La fin du VIe et le Ve s. av. J.-C. inaugurent une troisième et dernière étape du premier âge du Fer, mais celle-ci demeure peu documentée en Auvergne, essentiellement pour des raisons liées aux hasards des recherches, semble-t-il. Les documents disponibles suggèrent une réoccupation plus intensive des sites de hauteur qu’à l’étape précédente, une large ouverture aux influences et aux échanges, en particulier en direction de l’est et du sud. L’Auvergne, bien qu’elle participe encore de la zone de production de la céramique graphitée centrée sur le Limousin, constitue alors la région la plus occidentale du domaine hallstattien avec le Berry. Quelques importations d’origine méditerranéenne (œnochoé et bassin étrusques en bronze, céramiques attiques, amphores vinaires d’Étrurie et de Marseille) suggèrent, comme en Berry, Orléanais et Bourgogne, l’existence de centres de contacts à longue distance orientés principalement en direction du Languedoc, de la Provence et de l’Italie septentrionale. L’un d’entre eux est identifié sur l’éperon barré de Bègues (Allier), qui a livré des fragments de plusieurs vases grecs et étrusques.

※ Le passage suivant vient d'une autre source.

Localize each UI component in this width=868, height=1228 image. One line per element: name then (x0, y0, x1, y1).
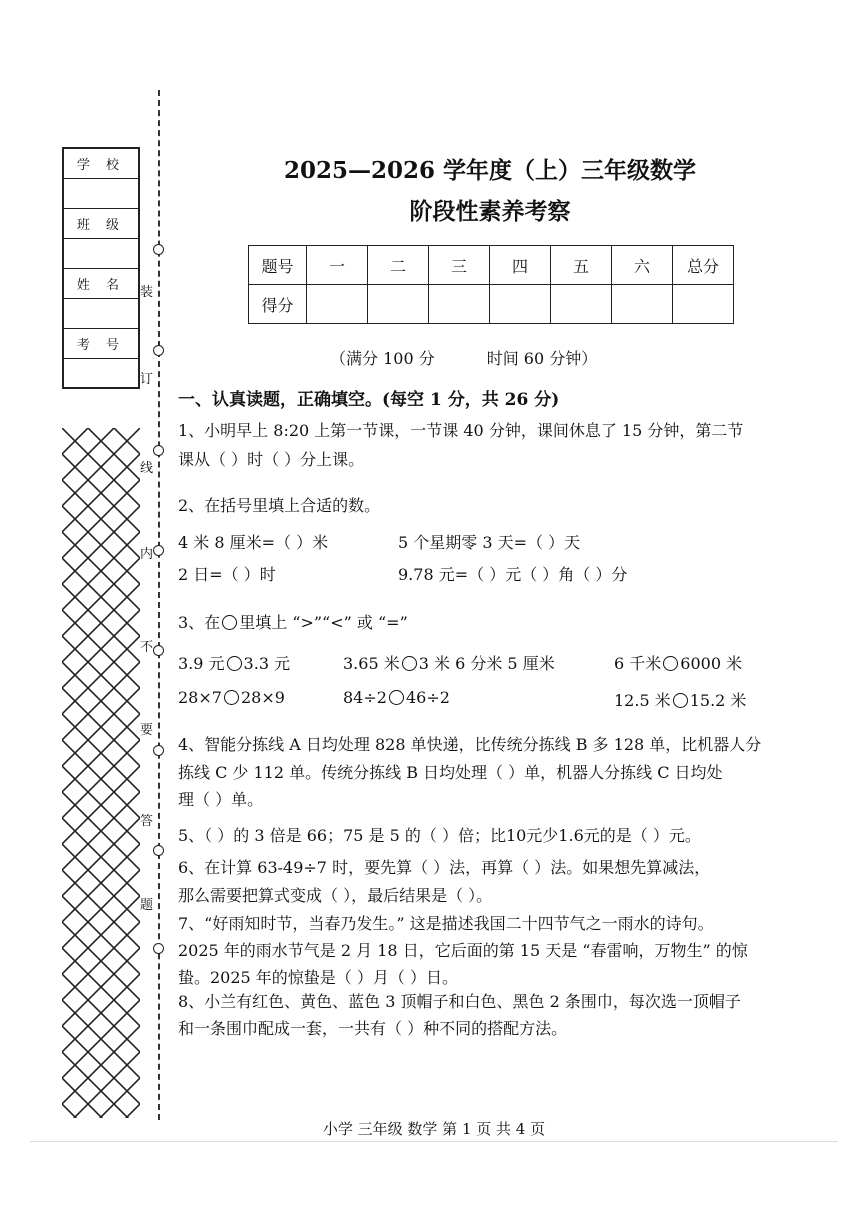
full-score-text: （满分 100 分 (330, 349, 435, 368)
binding-hole-icon (153, 445, 164, 456)
question-1-line1: 1、小明早上 8:20 上第一节课，一节课 40 分钟，课间休息了 15 分钟，第二节 (178, 421, 744, 440)
question-2-item: 4 米 8 厘米=（ ）米 (178, 533, 329, 552)
question-4-line3: 理（ ）单。 (178, 790, 264, 809)
binding-hole-icon (153, 345, 164, 356)
score-table (248, 245, 734, 324)
question-7-line3: 蛰。2025 年的惊蛰是（ ）月（ ）日。 (178, 968, 458, 987)
question-1-line2: 课从（ ）时（ ）分上课。 (178, 450, 365, 469)
question-2-heading: 2、在括号里填上合适的数。 (178, 496, 381, 515)
binding-char: 订 (140, 372, 154, 387)
question-3-item: 84÷2 46÷2 (343, 688, 450, 707)
question-3-heading: 3、在 里填上 “>”“<” 或 “=” (178, 613, 408, 632)
question-4-line1: 4、智能分拣线 A 日均处理 828 单快递，比传统分拣线 B 多 128 单，比机器人分 (178, 735, 762, 754)
compare-circle-icon[interactable] (673, 693, 688, 708)
question-5: 5、（ ）的 3 倍是 66；75 是 5 的（ ）倍；比10元少1.6元的是（ ）元。 (178, 826, 701, 845)
score-cell[interactable] (612, 285, 673, 324)
score-table-header: 三 (429, 246, 490, 285)
question-7-line2: 2025 年的雨水节气是 2 月 18 日，它后面的第 15 天是 “春雷响，万物生” 的惊 (178, 941, 748, 960)
score-cell[interactable] (368, 285, 429, 324)
name-label: 姓 名 (64, 269, 138, 299)
score-table-score-row (249, 285, 734, 324)
compare-circle-icon[interactable] (389, 690, 404, 705)
compare-circle-icon (222, 615, 237, 630)
score-table-header-row (249, 246, 734, 285)
score-table-header: 五 (551, 246, 612, 285)
question-2-item: 9.78 元=（ ）元（ ）角（ ）分 (398, 565, 628, 584)
binding-char: 装 (140, 285, 154, 300)
footer-divider (30, 1141, 838, 1142)
score-cell[interactable] (429, 285, 490, 324)
question-3-item: 12.5 米 15.2 米 (614, 691, 747, 710)
question-2-item: 2 日=（ ）时 (178, 565, 276, 584)
binding-hole-icon (153, 745, 164, 756)
question-8-line1: 8、小兰有红色、黄色、蓝色 3 顶帽子和白色、黑色 2 条围巾，每次选一顶帽子 (178, 992, 741, 1011)
compare-circle-icon[interactable] (663, 656, 678, 671)
score-cell[interactable] (490, 285, 551, 324)
compare-circle-icon[interactable] (227, 656, 242, 671)
binding-char: 要 (140, 723, 154, 738)
question-8-line2: 和一条围巾配成一套，一共有（ ）种不同的搭配方法。 (178, 1019, 568, 1038)
score-cell[interactable] (673, 285, 734, 324)
question-3-item: 6 千米 6000 米 (614, 654, 743, 673)
exam-number-field[interactable] (64, 359, 138, 389)
score-table-header: 六 (612, 246, 673, 285)
page-footer: 小学 三年级 数学 第 1 页 共 4 页 (322, 1120, 546, 1138)
score-cell[interactable] (551, 285, 612, 324)
class-label: 班 级 (64, 209, 138, 239)
class-field[interactable] (64, 239, 138, 269)
binding-hole-icon (153, 943, 164, 954)
lattice-pattern (62, 428, 140, 1118)
student-info-box (62, 147, 140, 389)
binding-hole-icon (153, 645, 164, 656)
binding-hole-icon (153, 845, 164, 856)
compare-circle-icon[interactable] (224, 690, 239, 705)
exam-subtitle: 阶段性素养考察 (409, 198, 571, 225)
name-field[interactable] (64, 299, 138, 329)
score-cell[interactable] (307, 285, 368, 324)
compare-circle-icon[interactable] (402, 656, 417, 671)
exam-meta (330, 346, 597, 369)
score-table-header: 总分 (673, 246, 734, 285)
question-2-item: 5 个星期零 3 天=（ ）天 (398, 533, 581, 552)
binding-hole-icon (153, 545, 164, 556)
section-heading: 一、认真读题，正确填空。(每空 1 分，共 26 分) (178, 390, 560, 410)
score-table-header: 题号 (249, 246, 307, 285)
binding-char: 线 (140, 461, 154, 476)
exam-number-label: 考 号 (64, 329, 138, 359)
binding-char: 内 (140, 547, 154, 562)
score-table-header: 四 (490, 246, 551, 285)
question-3-item: 28×7 28×9 (178, 688, 285, 707)
question-7-line1: 7、“好雨知时节，当春乃发生。” 这是描述我国二十四节气之一雨水的诗句。 (178, 914, 714, 933)
time-limit-text: 时间 60 分钟） (486, 349, 598, 368)
question-3-item: 3.65 米 3 米 6 分米 5 厘米 (343, 654, 555, 673)
exam-title: 2025—2026 学年度（上）三年级数学 (283, 157, 697, 184)
question-6-line1: 6、在计算 63-49÷7 时，要先算（ ）法，再算（ ）法。如果想先算减法， (178, 858, 711, 877)
question-3-item: 3.9 元 3.3 元 (178, 654, 291, 673)
binding-char: 题 (140, 898, 154, 913)
question-4-line2: 拣线 C 少 112 单。传统分拣线 B 日均处理（ ）单，机器人分拣线 C 日均处 (178, 763, 723, 782)
binding-char: 不 (140, 640, 154, 655)
binding-hole-icon (153, 244, 164, 255)
binding-char: 答 (140, 814, 154, 829)
score-table-header: 一 (307, 246, 368, 285)
question-6-line2: 那么需要把算式变成（ ），最后结果是（ ）。 (178, 886, 493, 905)
score-row-label: 得分 (249, 285, 307, 324)
school-field[interactable] (64, 179, 138, 209)
school-label: 学 校 (64, 149, 138, 179)
score-table-header: 二 (368, 246, 429, 285)
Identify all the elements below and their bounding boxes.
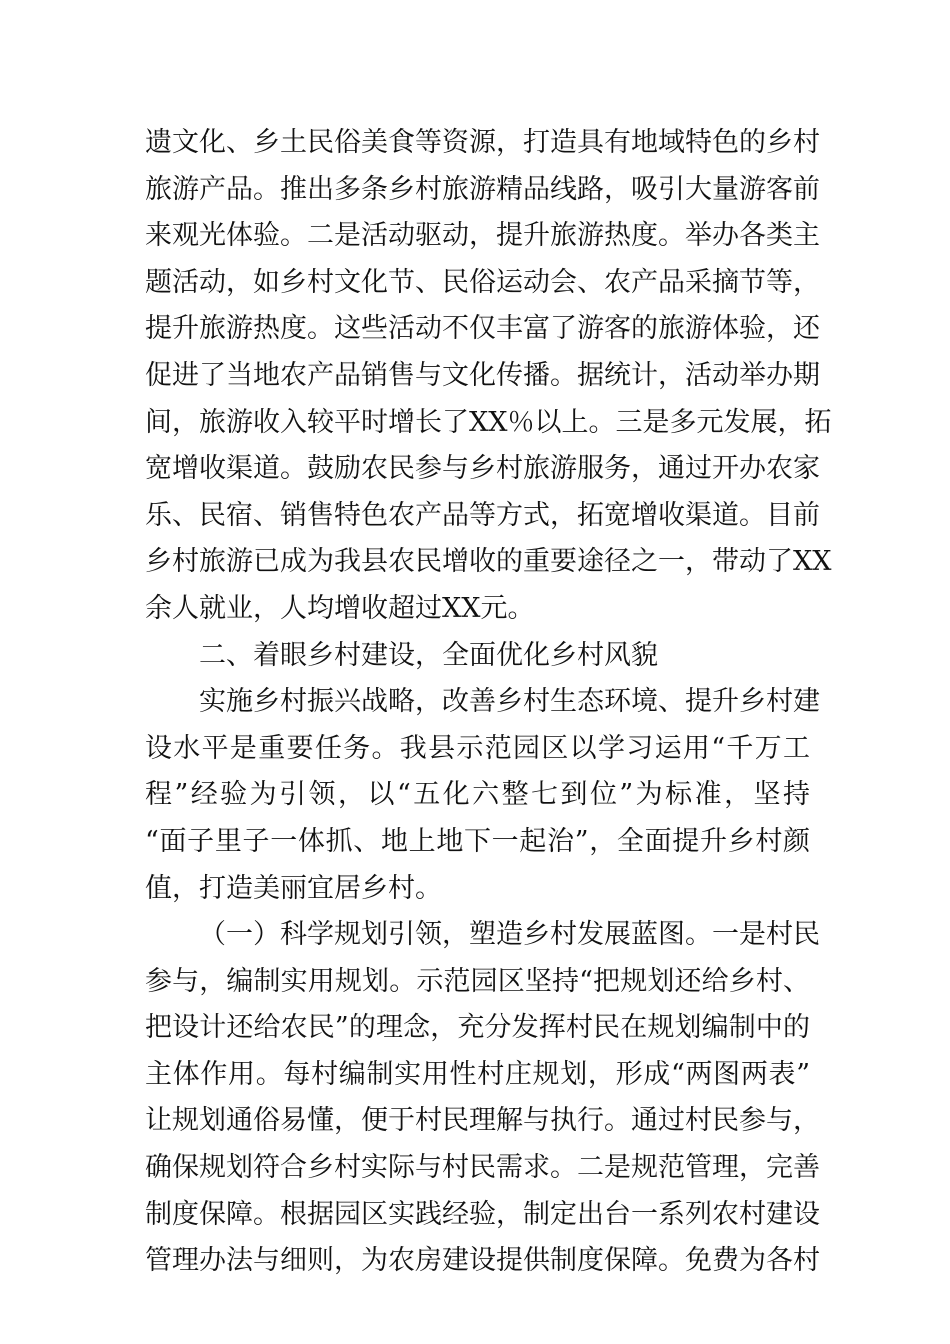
text-line: 参与，编制实用规划。示范园区坚持“把规划还给乡村、 (145, 965, 810, 997)
text-line: 提升旅游热度。这些活动不仅丰富了游客的旅游体验，还 (145, 313, 820, 345)
text-line: 让规划通俗易懂，便于村民理解与执行。通过村民参与， (145, 1105, 820, 1137)
text-line: 余人就业，人均增收超过XX元。 (145, 592, 535, 624)
section-heading: 二、着眼乡村建设，全面优化乡村风貌 (199, 639, 658, 671)
text-line: “面子里子一体抓、地上地下一起治”，全面提升乡村颜 (145, 825, 810, 857)
text-line: 乡村旅游已成为我县农民增收的重要途径之一，带动了XX (145, 546, 832, 578)
text-line: 程”经验为引领，以“五化六整七到位”为标准，坚持 (145, 779, 810, 811)
text-line: 主体作用。每村编制实用性村庄规划，形成“两图两表” (145, 1058, 810, 1090)
text-line: 设水平是重要任务。我县示范园区以学习运用“千万工 (145, 732, 810, 764)
text-line: 管理办法与细则，为农房建设提供制度保障。免费为各村 (145, 1245, 820, 1277)
text-line: 确保规划符合乡村实际与村民需求。二是规范管理，完善 (145, 1152, 820, 1184)
text-line: 宽增收渠道。鼓励农民参与乡村旅游服务，通过开办农家 (145, 453, 820, 485)
text-line: 制度保障。根据园区实践经验，制定出台一系列农村建设 (145, 1198, 820, 1230)
text-line: 把设计还给农民”的理念，充分发挥村民在规划编制中的 (145, 1012, 810, 1044)
document-body (145, 120, 832, 1285)
text-line: 值，打造美丽宜居乡村。 (145, 872, 442, 904)
text-line: 遗文化、乡土民俗美食等资源，打造具有地域特色的乡村 (145, 127, 820, 158)
text-line: 乐、民宿、销售特色农产品等方式，拓宽增收渠道。目前 (145, 499, 820, 531)
text-line: 实施乡村振兴战略，改善乡村生态环境、提升乡村建 (199, 686, 820, 718)
text-line: 促进了当地农产品销售与文化传播。据统计，活动举办期 (145, 359, 820, 391)
text-line: 间，旅游收入较平时增长了XX％以上。三是多元发展，拓 (145, 406, 832, 438)
text-line: 题活动，如乡村文化节、民俗运动会、农产品采摘节等， (145, 266, 820, 298)
subsection-line: （一）科学规划引领，塑造乡村发展蓝图。一是村民 (199, 919, 820, 951)
text-line: 来观光体验。二是活动驱动，提升旅游热度。举办各类主 (145, 220, 820, 252)
text-line: 旅游产品。推出多条乡村旅游精品线路，吸引大量游客前 (145, 173, 820, 205)
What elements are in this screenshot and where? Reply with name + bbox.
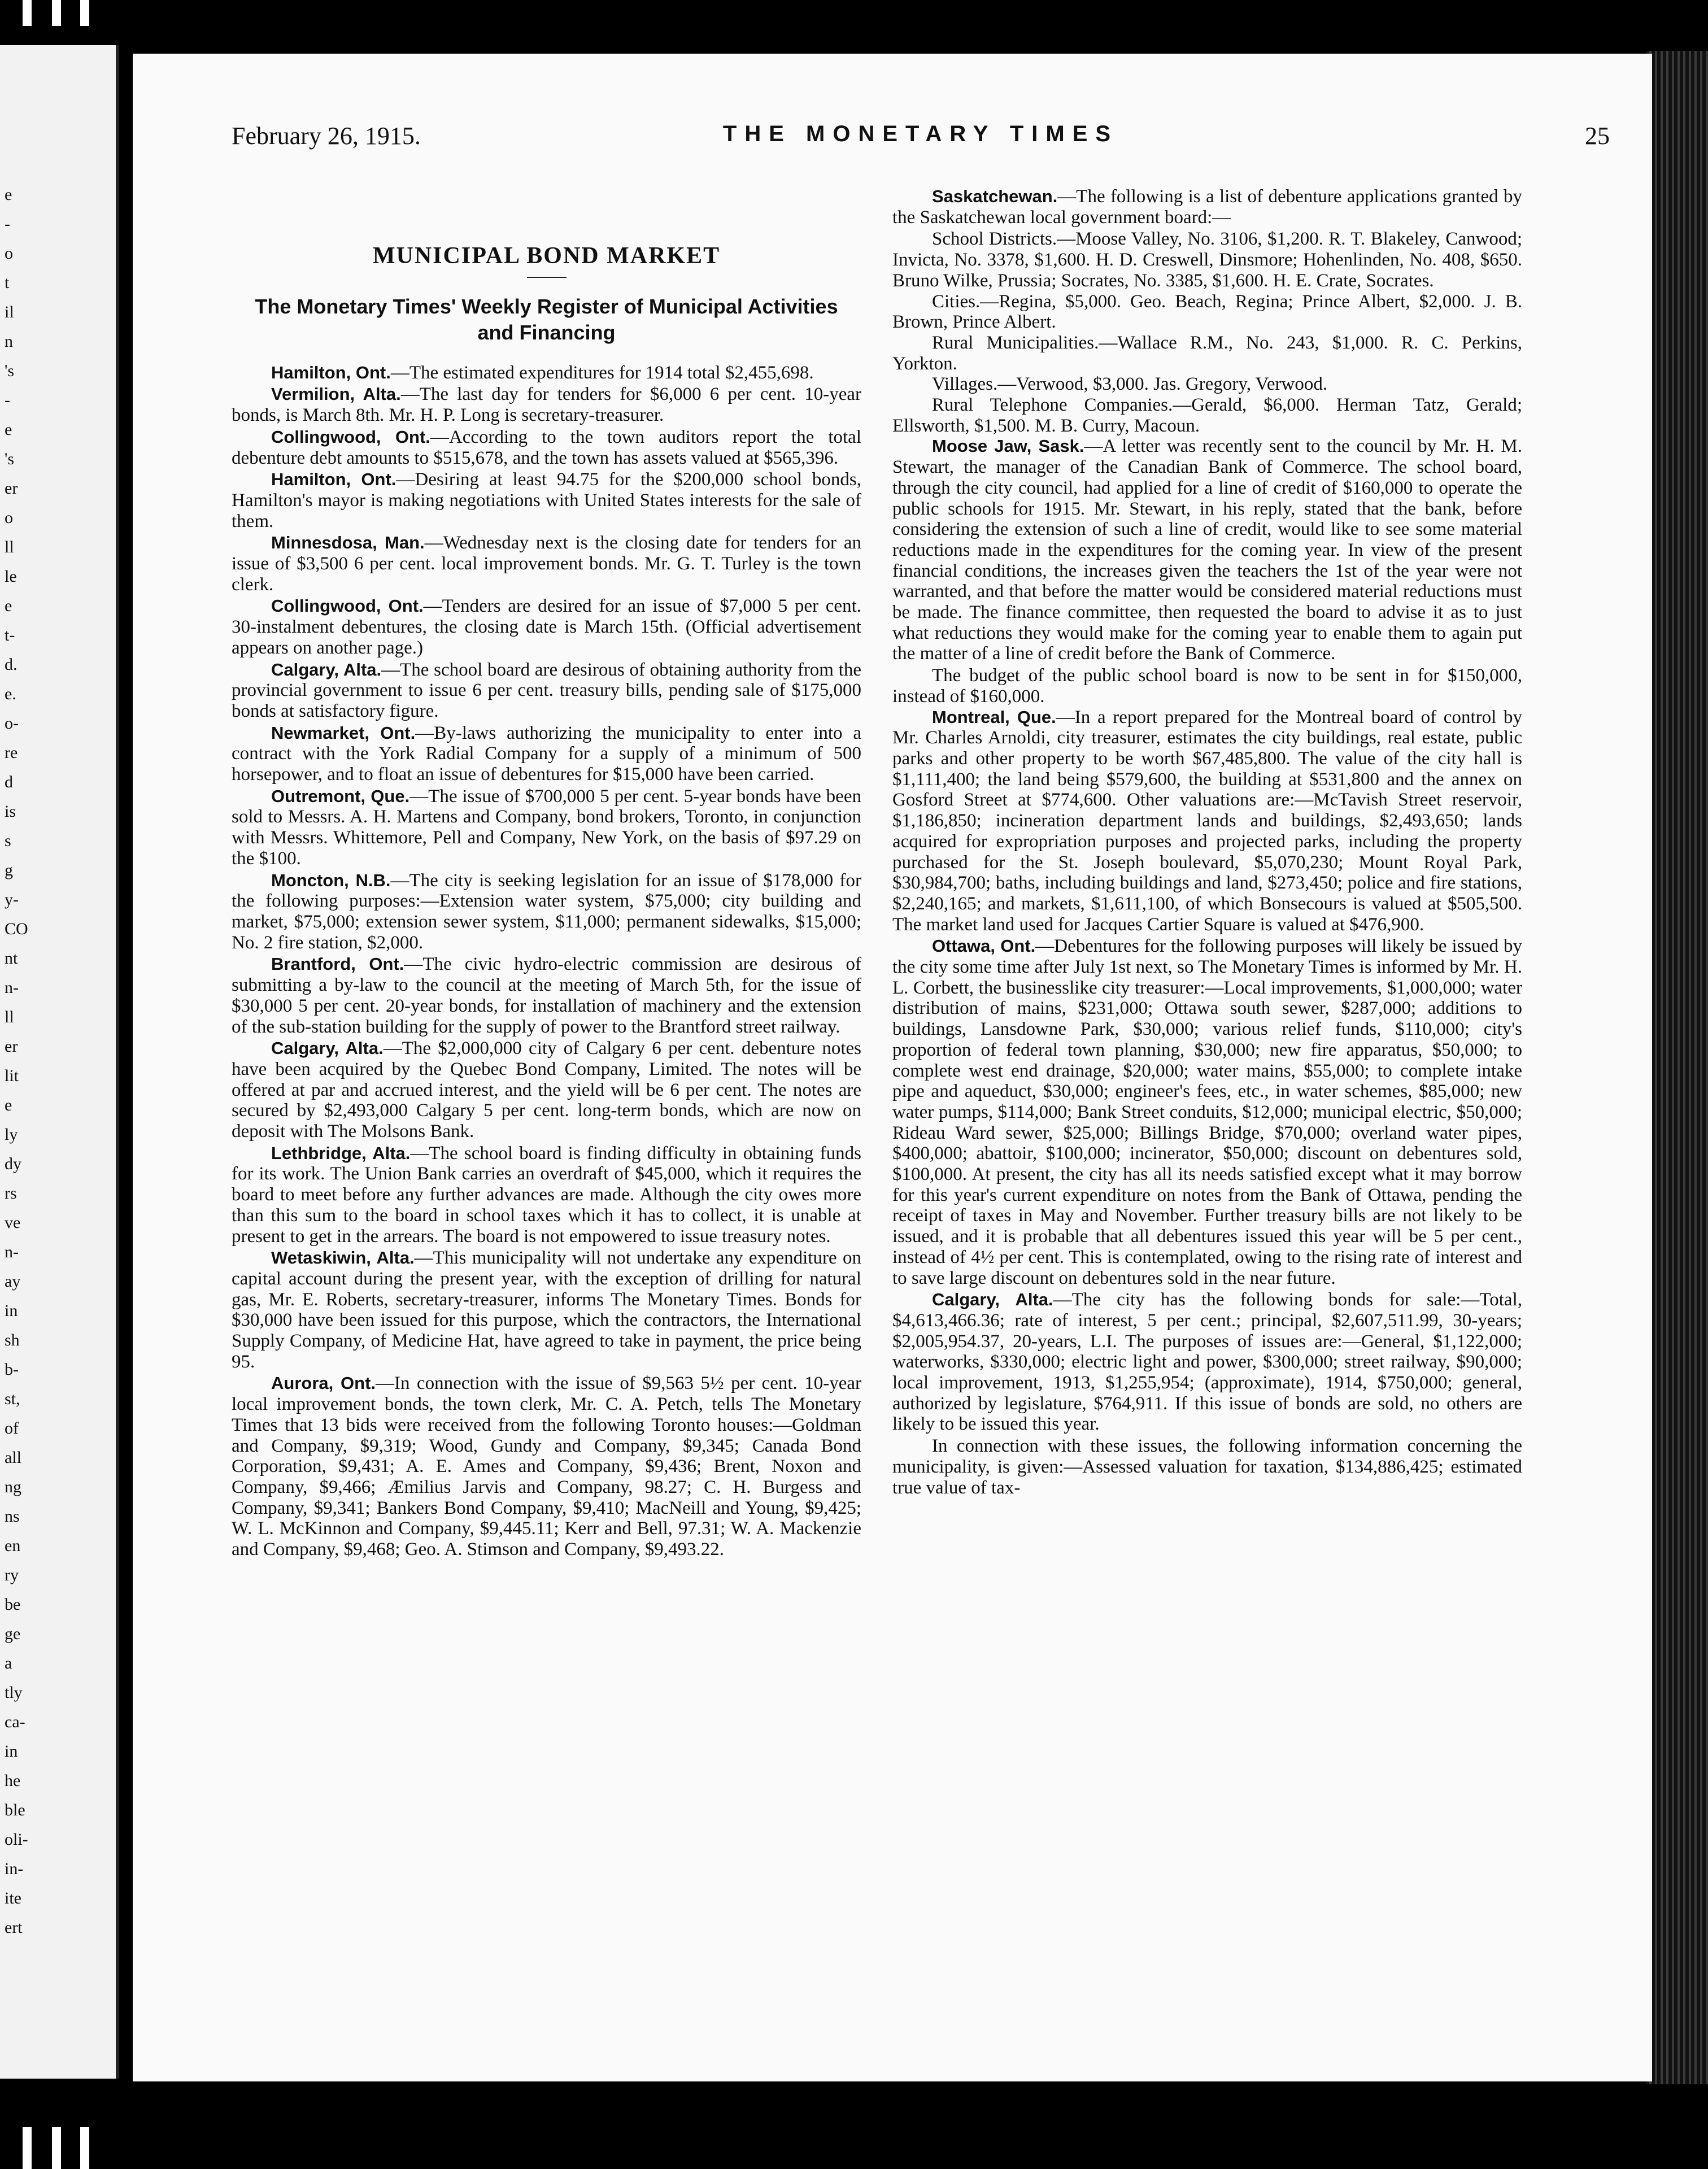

Du point de vue des systèmes d’organisation et d’occupation du territoire, cette situation n’est pas sans rappeler celle qui prévalait au Bronze final et suggère que d’autres relais des grands réseaux d’échanges du Ve s. sont à rechercher dans les environs de Clermont-Ferrand, un secteur qui commande l’accès au Languedoc par les Causses.

Fibule en bronze à arc foliacé et orné d’une spirale, d’origine 
ibéro-languedocienne. Puy de Corent, fin du VIIe s. av. J.-C.
Fibule en bronze à arc foliacé et orné d’une spirale, d’origine
ibéro-languedocienne. Puy de Corent, fin du VIIe s. av. J.-C.

L’extension des réseaux d’échanges et l’interaction des idées a aussi pour effet de donner naissance à la fin du premier âge du Fer à une nouvelle culture matérielle, réservée pour l’essentiel et dans un premier temps aux élites sociales de l’Europe tempérée : la « civilisation » de La Tène. L’intégration à la sphère culturelle et matérielle laténienne s’effectue en Auvergne, comme dans le reste du centre-est de la France, de façon variable et complexe au Ve s. av. J.-C. Pour ne fournir que quelques exemples, dans le domaine de la culture matérielle, l’adoption des standards laténiens peut être aussi bien précoce que tardive : à une apparition locale de céramiques fines tournées à profil sinueux, dès le 2e quart du Ve s. av. J.-C., répond l’usage prolongé de la fibule à pied en timbale de tradition hallstattienne jusqu’à la fin de ce siècle ; de nouvelles pratiques funéraires (inhumations en fosse) aboutissent certes à l’abandon des ensevelissements en tumulus, mais on observe que les premières tombes de « type » laténien sont intégrées à des espaces funéraires généralement plus anciens et, surtout, qu’elles ne rompent pas avec les usages du premier âge du Fer concernant l’absence de vase et de dépôt alimentaire, ou encore l’habillement et la disposition des corps. Peut-être est-ce dans ce contexte historique nouveau que les populations façonnèrent plus nettement leur conscience d’appartenir à une même entité ethnique, celle des Arvernes.